Focus on snakes getting around by slithering
Although I liked the bit in the book about snakes having no hands for gloves, I am not sure how it was relevant to a book about how snakes get around. My point is that children’s books tend to be short and therefore don’t give much room for side pursuits. Despite distracting the reader from the book’s logical flow for a few seconds, that part was fun to read. Even though I enjoyed the book and the fun add-ons, I cannot help thinking about the subliminal and subconscious impact on the young reader and wished the author didn’t segue out of her primary course. Every sentence in the book should contribute to what the book is about, that is how snakes get around and that should be it really.
Length of sentences
I would have shortened some of the sentences e.g., “Snakes have lots of … muscles”. The last sentence “Those muscles wiggle up and down” is so fun, it would have benefitted from an analogy. I have no doubt the author would have easily found something fun with which to compare the wiggling muscles of a snake and make the reading child (and/or parent) smile. That whole page could have been a fun 3 sentences rather than a long factual one. I say this, even though the language was fun and appropriate as it is all throughout the book.
Another confusing possibly out of place bit?
Not sure about the mention of wings as relating to slithering in the air. A snake cannot move in the air because they have no wings. But not being able to slither in the air has nothing to do with wings. Just like a snake cannot walk on the ground because they have no feet. But they don’t need feet or paws because they can slither on the ground. Just a tiny logical thread missed there. As for space, I believe there are no silly questions. The series speak of awesome animals but the book evidently focuses on how snakes get around not anything else.
As a bonus, this great little book aimed at age 0 to 5 is dislexia-friendly. Indeed, Kelly Tills is a member of the International Dyslexia Association and the Society of Children’s Book Writers and Illustrators. Her bio states that “Feminism, celebrating neurodiversity, and potty humor are her jam.” Snakes have no legs is only one of 6 (at the time of writing) books in the Awesome Animals Series.
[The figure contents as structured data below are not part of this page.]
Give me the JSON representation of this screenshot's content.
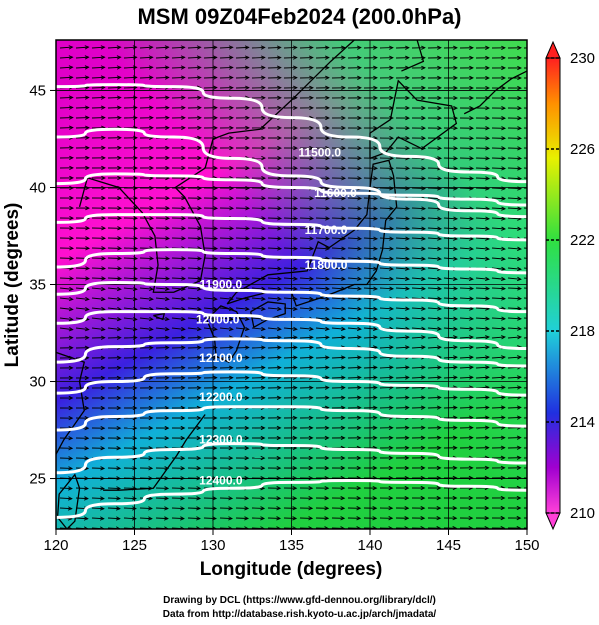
{
  "title": "MSM 09Z04Feb2024 (200.0hPa)",
  "map": {
    "xlabel": "Longitude (degrees)",
    "ylabel": "Latitude  (degrees)",
    "xticks": [
      "120",
      "125",
      "130",
      "135",
      "140",
      "145",
      "150"
    ],
    "yticks": [
      "25",
      "30",
      "35",
      "40",
      "45"
    ],
    "lon_range": [
      120,
      150
    ],
    "lat_range": [
      22.4,
      47.6
    ],
    "contours": [
      {
        "label": "11500.0",
        "value": 11500,
        "lon": 136.8,
        "lat": 41.6
      },
      {
        "label": "11600.0",
        "value": 11600,
        "lon": 137.8,
        "lat": 39.5
      },
      {
        "label": "11700.0",
        "value": 11700,
        "lon": 137.2,
        "lat": 37.6
      },
      {
        "label": "11800.0",
        "value": 11800,
        "lon": 137.2,
        "lat": 35.8
      },
      {
        "label": "11900.0",
        "value": 11900,
        "lon": 130.5,
        "lat": 34.8
      },
      {
        "label": "12000.0",
        "value": 12000,
        "lon": 130.3,
        "lat": 33.0
      },
      {
        "label": "12100.0",
        "value": 12100,
        "lon": 130.5,
        "lat": 31.0
      },
      {
        "label": "12200.0",
        "value": 12200,
        "lon": 130.5,
        "lat": 29.0
      },
      {
        "label": "12300.0",
        "value": 12300,
        "lon": 130.5,
        "lat": 26.8
      },
      {
        "label": "12400.0",
        "value": 12400,
        "lon": 130.5,
        "lat": 24.7
      }
    ]
  },
  "colorbar": {
    "labels": [
      "230",
      "226",
      "222",
      "218",
      "214",
      "210"
    ],
    "min": 210,
    "max": 230
  },
  "credits": {
    "line1": "Drawing by DCL (https://www.gfd-dennou.org/library/dcl/)",
    "line2": "Data from http://database.rish.kyoto-u.ac.jp/arch/jmadata/"
  }
}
The books in the series are:
- Snakes have no legs
- Pigs Never Sweat
- Geckos Don’t Blink
- Cows Have No Top Teeth
- Turtles Have Secret Ears
- Chicks Don’t Eat Candy
Snakes have no legs: Verdict
Wonderfully fun, audience-appropriate (language-wise), small, and mostly to the point children’s book about how snakes get around (I am pretty sure the subtitle did not need to mention the slithering. I enjoyed it despite the couple of slight seguing, because a fun language and a mostly to-the-point content. I am not fan of the illustrations personally but they are highly appropriate and good for the target audience. So, it is not that they are not good or lack skill, just that their style do not correspond to my personal preference. A good, fun book for children that explains difficult natural phenomenons in simple, fun terms. Children to learn with excitement about animals, or more specifically here about how snakes get around by slithering.